Deerfield Review

Village to reduce its property tax levy

Updated: December 5, 2012 1:12PM

DEERFIELD — After he was directed the previous week to work on reducing the village’s piece of the property tax levy it shares with the Deerfield Public library, Finance Director Eric Burk showed trustees at Monday’s Committee of the Whole meeting that they could reasonably reduce their burden on the taxpayers.

If no further changes come about in the next two weeks, trustees will tentatively be voting to levy $9.2 million, as opposed to the initially presented $10.14 million.

The Truth-In-Taxation public hearing was held in response to Burk’s initial presentation at the board’s Nov. 26 committee of the whole meeting, where he explained that the combined property tax levy for the village and the library would be more than 5 percent higher than it was the year before.

When Trustee William Seiden expressed his concerns about the residents’ ability to afford the increase, Mayor Harriet Rosenthal instructed Burk to work on calculating a lower levy to present before the board at the next meeting.

Accordingly, Burk came to Monday’s meeting with a proposed abatement of about $1.36 million, which would be absorbed by the village’s cash reserves. He added that the general fund levy could be further reduced by absorbing another $26,000.

“We are going to use reserves to make up those costs, so we aren’t going to lose a person or stop a project,” Burk said.

Financial Advisor Chris Shih, from Northern Trust, followed Burk’s presentation with news that the village would be paying only 1.8 percent in interest—or $453,690—on the morning’s sale of about $9.075 million in bonds. The amount issued was due to the general obligation debt incurred from the village’s remaining wastewater reclamation facility improvements and the library’s renovation project at 920 Waukegan Road.

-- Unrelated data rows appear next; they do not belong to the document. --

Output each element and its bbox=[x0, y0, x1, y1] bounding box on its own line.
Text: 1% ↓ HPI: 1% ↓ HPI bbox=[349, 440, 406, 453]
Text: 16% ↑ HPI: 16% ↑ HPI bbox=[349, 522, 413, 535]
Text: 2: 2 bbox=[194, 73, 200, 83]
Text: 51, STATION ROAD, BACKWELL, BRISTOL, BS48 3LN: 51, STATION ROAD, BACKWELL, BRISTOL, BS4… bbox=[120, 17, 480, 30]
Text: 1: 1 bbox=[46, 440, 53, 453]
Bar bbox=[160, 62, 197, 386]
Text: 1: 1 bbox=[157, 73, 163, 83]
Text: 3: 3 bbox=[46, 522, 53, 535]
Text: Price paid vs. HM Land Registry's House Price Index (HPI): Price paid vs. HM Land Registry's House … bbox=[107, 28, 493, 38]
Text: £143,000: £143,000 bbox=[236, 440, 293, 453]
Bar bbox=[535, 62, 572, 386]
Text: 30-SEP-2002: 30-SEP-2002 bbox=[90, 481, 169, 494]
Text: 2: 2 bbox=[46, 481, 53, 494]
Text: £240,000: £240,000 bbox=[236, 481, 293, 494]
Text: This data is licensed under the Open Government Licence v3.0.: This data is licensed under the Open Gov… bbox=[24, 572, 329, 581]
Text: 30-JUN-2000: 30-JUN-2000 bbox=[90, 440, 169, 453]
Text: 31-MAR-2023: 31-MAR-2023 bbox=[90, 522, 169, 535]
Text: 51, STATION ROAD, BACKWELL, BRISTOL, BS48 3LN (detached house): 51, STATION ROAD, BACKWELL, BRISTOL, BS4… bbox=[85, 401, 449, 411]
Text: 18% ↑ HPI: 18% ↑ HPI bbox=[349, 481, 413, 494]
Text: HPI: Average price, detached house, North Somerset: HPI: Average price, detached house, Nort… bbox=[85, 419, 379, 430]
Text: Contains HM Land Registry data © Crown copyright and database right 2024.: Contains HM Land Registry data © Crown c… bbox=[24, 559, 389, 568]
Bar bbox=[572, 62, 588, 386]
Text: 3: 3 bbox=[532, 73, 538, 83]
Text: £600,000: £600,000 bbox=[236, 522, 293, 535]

While the first abatement of $1.36 million brought the property tax levy amount of $10.14 million to around $8.78 million, and the second of $26,000 to $8.75 million, Burk said that the $453,690 would ultimately result in a levy of nearly $9.2 million.

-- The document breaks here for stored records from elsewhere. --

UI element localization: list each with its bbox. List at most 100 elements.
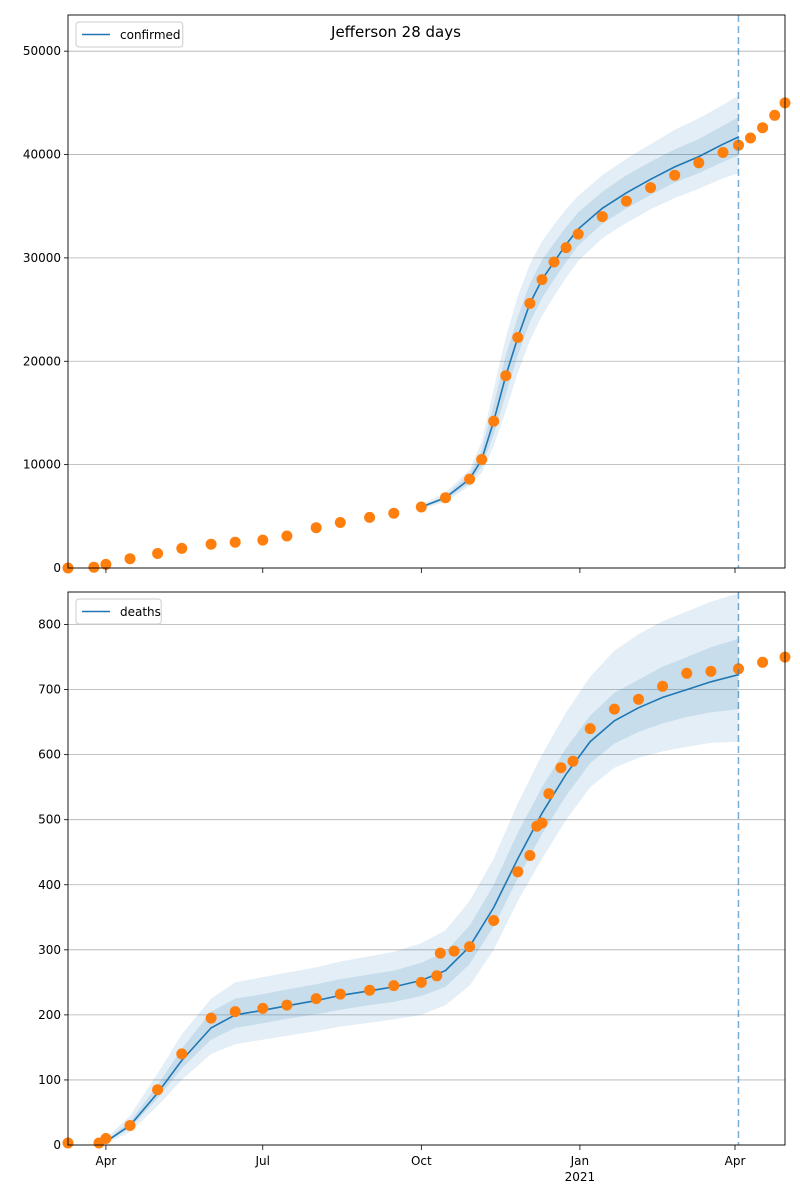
legend-box: [75, 21, 184, 48]
observed-point: [281, 999, 293, 1011]
x-tick-year-label: 2021: [565, 1170, 596, 1184]
y-tick-label: 800: [38, 618, 61, 632]
observed-point: [334, 517, 346, 528]
observed-point: [536, 817, 548, 829]
observed-point: [757, 122, 769, 134]
observed-point: [431, 970, 443, 982]
y-tick-label: 700: [38, 683, 61, 697]
observed-point: [257, 534, 269, 546]
observed-point: [555, 762, 567, 774]
legend-label: deaths: [120, 605, 161, 619]
observed-point: [310, 993, 322, 1005]
observed-point: [681, 667, 693, 679]
observed-point: [205, 1012, 217, 1024]
x-tick-label: Oct: [411, 1154, 432, 1168]
observed-point: [543, 788, 555, 800]
observed-point: [500, 370, 512, 382]
observed-point: [364, 511, 376, 523]
observed-point: [757, 656, 769, 668]
observed-point: [364, 984, 376, 996]
y-tick-label: 20000: [23, 354, 61, 368]
observed-point: [88, 561, 100, 573]
observed-point: [536, 274, 548, 286]
y-tick-label: 50000: [23, 44, 61, 58]
y-tick-label: 10000: [23, 458, 61, 472]
observed-point: [229, 536, 241, 548]
x-tick-label: Apr: [725, 1154, 746, 1168]
observed-point: [124, 553, 136, 565]
uncertainty-band: [105, 638, 739, 1143]
observed-point: [524, 850, 536, 861]
observed-point: [669, 169, 681, 181]
observed-point: [388, 507, 400, 519]
observed-point: [745, 132, 756, 144]
observed-point: [769, 109, 781, 121]
legend-label: confirmed: [120, 28, 181, 42]
observed-point: [693, 157, 705, 169]
y-tick-label: 500: [38, 813, 61, 827]
observed-point: [488, 915, 500, 926]
observed-point: [176, 1048, 188, 1060]
y-tick-label: 0: [53, 1138, 61, 1152]
observed-point: [388, 980, 400, 992]
observed-point: [100, 558, 112, 570]
observed-point: [717, 147, 729, 158]
observed-point: [488, 415, 500, 427]
observed-point: [176, 542, 188, 554]
figure-title: Jefferson 28 days: [330, 23, 461, 41]
x-tick-label: Apr: [96, 1154, 117, 1168]
observed-point: [124, 1120, 136, 1131]
y-tick-label: 200: [38, 1008, 61, 1022]
observed-point: [584, 723, 596, 735]
observed-point: [281, 530, 293, 542]
observed-point: [733, 139, 744, 151]
observed-point: [567, 755, 579, 767]
observed-point: [205, 538, 217, 550]
observed-point: [100, 1133, 112, 1144]
y-tick-label: 30000: [23, 251, 61, 265]
observed-point: [733, 663, 744, 675]
observed-point: [620, 195, 632, 207]
observed-point: [645, 182, 657, 194]
y-tick-label: 40000: [23, 148, 61, 162]
observed-point: [464, 941, 476, 953]
observed-point: [415, 501, 427, 513]
observed-point: [657, 680, 669, 692]
observed-point: [476, 454, 488, 465]
axes-frame: [67, 14, 786, 569]
x-tick-label: Jul: [255, 1154, 270, 1168]
y-tick-label: 600: [38, 748, 61, 762]
observed-point: [464, 473, 476, 485]
observed-point: [152, 548, 164, 559]
observed-point: [705, 665, 717, 677]
observed-point: [548, 256, 560, 268]
observed-point: [229, 1006, 241, 1018]
observed-point: [448, 945, 460, 957]
observed-point: [524, 297, 536, 309]
observed-point: [434, 947, 446, 959]
observed-point: [152, 1084, 164, 1096]
uncertainty-band: [421, 95, 739, 510]
y-tick-label: 300: [38, 943, 61, 957]
uncertainty-band: [421, 117, 739, 509]
y-tick-label: 400: [38, 878, 61, 892]
observed-point: [596, 211, 608, 223]
observed-point: [415, 976, 427, 988]
observed-point: [440, 492, 451, 504]
observed-point: [633, 693, 644, 705]
x-tick-label: Jan: [570, 1154, 590, 1168]
axes-frame: [67, 591, 786, 1146]
observed-point: [257, 1002, 269, 1014]
y-tick-label: 0: [53, 561, 61, 575]
observed-point: [512, 332, 524, 343]
observed-point: [608, 703, 620, 715]
y-tick-label: 100: [38, 1073, 61, 1087]
observed-point: [572, 228, 584, 240]
legend-box: [75, 598, 162, 625]
observed-point: [512, 866, 524, 878]
confirmed-panel: 0 10000 20000 30000 40000 50000 confirmed: [23, 14, 791, 575]
deaths-panel: 0 100 200 300 400 500 600 700 800 Apr Jul Oct Jan Apr…: [38, 591, 791, 1184]
observed-point: [560, 242, 572, 254]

Village Manager Kent Street said that using cash reserves to pay for the water treatment plant made more sense, in that those that will benefit from it over the next 20 years should pay for it.

Trustee William Seiden shared the notion that the water treatment plan should be levied instead of absorbed.

“As far as the current debt service for the water treatment plant, I, for one, have always thought of that as a separate assessment,” Seiden said. “That, to me, shouldn’t look at reducing the reserve at all.”

Neither the $26,000 reduction to the general fund levy, nor the bond sale was included on the agenda because both came to fruition after the agenda was made public.